The word “mystery” occurs twenty-seven times in the Bible. It is derived from a Greek term signifying, “What is known only by the initiated.” The apostle says, “Great is the mystery of godliness;” then he explains the term by saying, “God was manifest in the flesh, justified in the Spirit, seen of angels, preached unto the Gentiles, believed on in the world, received up into glory.” 1 Tim. 3:16.
If the apostle had said, “Great is the mystery of God,” all at once would have said, “Yes we know that; but it is GODLINESS that is the mystery. It is God manifest in the flesh.” It is justification in the spirit. Such was the life of our great pattern, Christ. “The Word was made flesh, and dwelt among us, (and we beheld His glory, the glory as of the only begotten of the Father,) full of grace and truth.” John 1:14. Christ’s life on earth was simply the word of God dressed up in humanity. He came and lived from childhood to manhood as an example for His followers to copy. John 1:1,2.
In the following words we have the subject of the mystery more fully set before us: “Whereof I am made a minister, according to the dispensation of God which is given to me for you, fully to preach the word of God; even the mystery which hath been hid from ages and from generations, but is now made manifest to His saints: to whom God would make known what is the riches of the glory of this mystery among the Gentiles; which is Christ in you the hope of glory.” Col. 1:25-27, margin.
The word of God is the mystery, and when received in the heart and lived out in the life, it is “Christ in you the hope of glory.” It is a mystery to the unbeliever; only by faith can any know how the divine nature of the living God is in the Word. When we fully believe that Word, it brings Christ into the heart and life. This is the highest education that a human being can attain unto,—to simply believe, because God speaks, and let His life come in and rule the heart and mind. It is a great mystery, and will always be a mystery in this life. It is as unselfish as Christ was unselfish.

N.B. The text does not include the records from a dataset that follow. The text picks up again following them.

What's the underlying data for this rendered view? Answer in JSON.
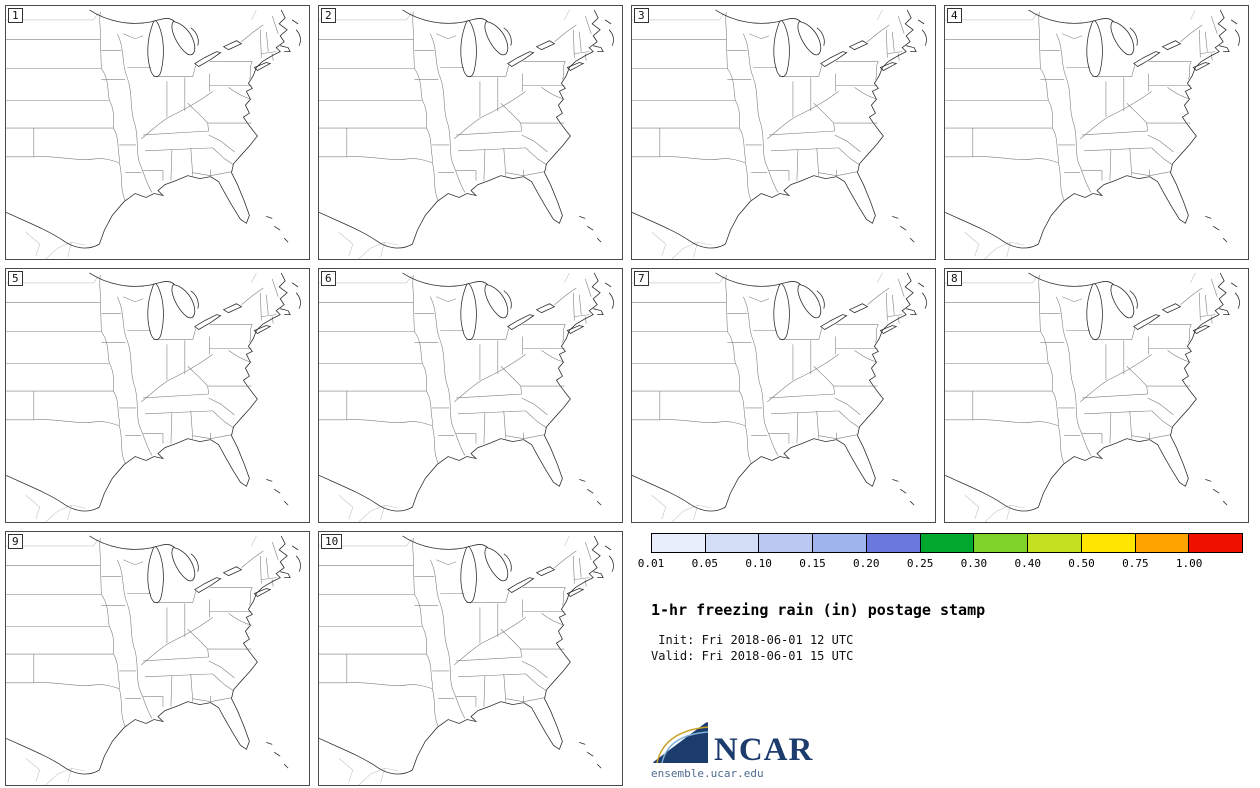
{
  "title": "1-hr freezing rain (in) postage stamp",
  "init_line": " Init: Fri 2018-06-01 12 UTC",
  "valid_line": "Valid: Fri 2018-06-01 15 UTC",
  "panels": [
    "1",
    "2",
    "3",
    "4",
    "5",
    "6",
    "7",
    "8",
    "9",
    "10"
  ],
  "colorbar": {
    "ticks": [
      "0.01",
      "0.05",
      "0.10",
      "0.15",
      "0.20",
      "0.25",
      "0.30",
      "0.40",
      "0.50",
      "0.75",
      "1.00"
    ],
    "colors": [
      "#e8eefb",
      "#d2def6",
      "#b9c9f0",
      "#9fb4ea",
      "#6b78dd",
      "#00a82e",
      "#7ed32b",
      "#c3e021",
      "#ffe600",
      "#ffa300",
      "#f01000"
    ]
  },
  "logo": {
    "text": "NCAR",
    "url": "ensemble.ucar.edu"
  }
}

Christ left the glory of heaven and came to this earth to redeem a fallen race, that He might take all that accepted His word in their hearts and life to reign with Him, and give them a place higher than the angels that had never sinned. The redeemed will sit with Christ on His throne even as Christ overcame and is with His Father on His throne. But to none of the angels has Christ promised that honor. Heb. 1:13.
This was a mystery that was never revealed until Christ came a babe in the manger at Bethany. It is the gospel of Jesus Christ, and the result of mankind receiving it. It was grasped by faith by Adam as he brought his first sacrifice to the gate of Eden ; Abraham and all the faithful have believed the word of God and have thus received the abiding presence of the divine life into their hearts by faith. The only way to really become a partaker of the divine nature is to believe the words that God has given us, and believe them just as fully as if Christ stood before us in person and spoke them to us individually.

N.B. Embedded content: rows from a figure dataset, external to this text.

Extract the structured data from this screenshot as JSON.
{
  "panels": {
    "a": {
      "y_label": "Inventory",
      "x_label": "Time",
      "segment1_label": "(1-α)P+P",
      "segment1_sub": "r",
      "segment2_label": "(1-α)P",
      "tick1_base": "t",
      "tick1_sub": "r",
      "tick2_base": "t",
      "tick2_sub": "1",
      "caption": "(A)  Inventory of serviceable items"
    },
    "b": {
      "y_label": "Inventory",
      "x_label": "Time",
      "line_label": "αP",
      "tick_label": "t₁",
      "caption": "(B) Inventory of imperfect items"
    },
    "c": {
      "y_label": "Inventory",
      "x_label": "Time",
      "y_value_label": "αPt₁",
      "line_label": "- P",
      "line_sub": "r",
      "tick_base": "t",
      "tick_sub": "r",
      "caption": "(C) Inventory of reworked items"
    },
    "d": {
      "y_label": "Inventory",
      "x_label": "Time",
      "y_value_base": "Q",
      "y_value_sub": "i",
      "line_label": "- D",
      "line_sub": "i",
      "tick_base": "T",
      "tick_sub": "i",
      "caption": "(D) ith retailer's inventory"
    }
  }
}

“The union of the divine and the human, manifest in Christ, exists also in the Bible. The truths revealed are all ‘given by inspiration of God’; yet they are expressed in the words of men, and are adapted to human needs. Thus it may be said of the Book of God, as it was of Christ, that ‘the word was made flesh, and dwelt among us.’ And this fact, so far from being an argument against the Bible, should strengthen faith in it as the word of God.”—Testimony for the Church, Vol. V, p. 747.

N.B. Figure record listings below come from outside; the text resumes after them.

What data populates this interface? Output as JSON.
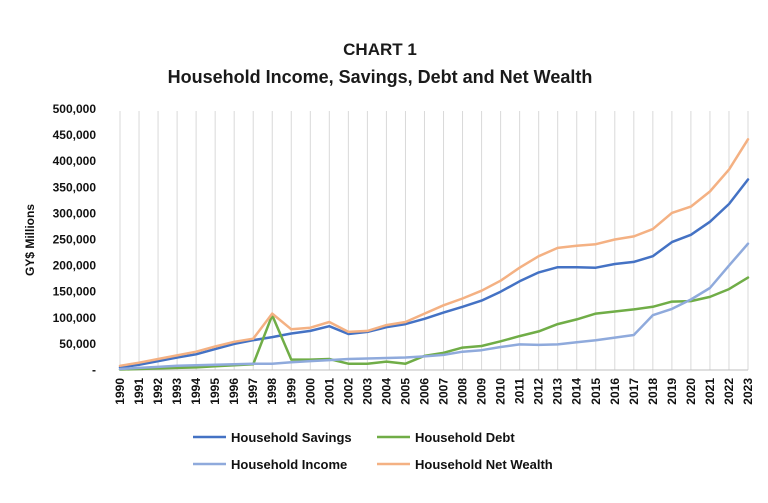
{
  "chart_data": {
    "type": "line",
    "title": "CHART 1",
    "subtitle": "Household Income, Savings, Debt and Net Wealth",
    "ylabel": "GY$ Millions",
    "xlabel": "",
    "ylim": [
      0,
      500000
    ],
    "y_ticks": [
      "-",
      "50,000",
      "100,000",
      "150,000",
      "200,000",
      "250,000",
      "300,000",
      "350,000",
      "400,000",
      "450,000",
      "500,000"
    ],
    "grid": "vertical",
    "legend_position": "bottom",
    "categories": [
      "1990",
      "1991",
      "1992",
      "1993",
      "1994",
      "1995",
      "1996",
      "1997",
      "1998",
      "1999",
      "2000",
      "2001",
      "2002",
      "2003",
      "2004",
      "2005",
      "2006",
      "2007",
      "2008",
      "2009",
      "2010",
      "2011",
      "2012",
      "2013",
      "2014",
      "2015",
      "2016",
      "2017",
      "2018",
      "2019",
      "2020",
      "2021",
      "2022",
      "2023"
    ],
    "series": [
      {
        "name": "Household Savings",
        "color": "#4472c4",
        "values": [
          5000,
          10000,
          17000,
          24000,
          30000,
          40000,
          50000,
          57000,
          63000,
          70000,
          75000,
          84000,
          69000,
          73000,
          82000,
          88000,
          98000,
          110000,
          121000,
          133000,
          150000,
          170000,
          187000,
          197000,
          197000,
          196000,
          203000,
          207000,
          218000,
          245000,
          259000,
          284000,
          318000,
          365000
        ]
      },
      {
        "name": "Household Debt",
        "color": "#70ad47",
        "values": [
          1000,
          2000,
          3000,
          4000,
          5000,
          7000,
          9000,
          11000,
          105000,
          20000,
          20000,
          21000,
          12000,
          12000,
          16000,
          12000,
          27000,
          33000,
          43000,
          46000,
          55000,
          65000,
          74000,
          88000,
          97000,
          108000,
          112000,
          116000,
          121000,
          131000,
          132000,
          140000,
          155000,
          177000
        ]
      },
      {
        "name": "Household Income",
        "color": "#8faadc",
        "values": [
          2000,
          4000,
          6000,
          8000,
          9000,
          10000,
          11000,
          12000,
          12000,
          15000,
          17000,
          19000,
          21000,
          22000,
          23000,
          24000,
          26000,
          29000,
          35000,
          38000,
          44000,
          49000,
          48000,
          49000,
          53000,
          57000,
          62000,
          67000,
          105000,
          117000,
          135000,
          157000,
          200000,
          242000
        ]
      },
      {
        "name": "Household Net Wealth",
        "color": "#f4b183",
        "values": [
          8000,
          14000,
          21000,
          28000,
          35000,
          45000,
          54000,
          60000,
          108000,
          78000,
          81000,
          92000,
          73000,
          75000,
          86000,
          92000,
          108000,
          124000,
          137000,
          152000,
          171000,
          196000,
          218000,
          234000,
          238000,
          241000,
          250000,
          256000,
          270000,
          301000,
          313000,
          342000,
          384000,
          442000
        ]
      }
    ]
  }
}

The key that unlocks the mystery of salvation, is to accept the words of God as if spoken to us personally; when we walk out by faith on the promises of God, we are walking with God, His presence goes with us. It is within the reach of high and low, learned and unlearned. It is simply to throw doubts and unbelief to the winds, and believe what God has said and risk our all upon it. God will never let one perish that really trusts Him for help. When the storms arise, if he turns to Christ, that soul will find that Christ is near at hand to help and deliver. Matt. 8:23-27.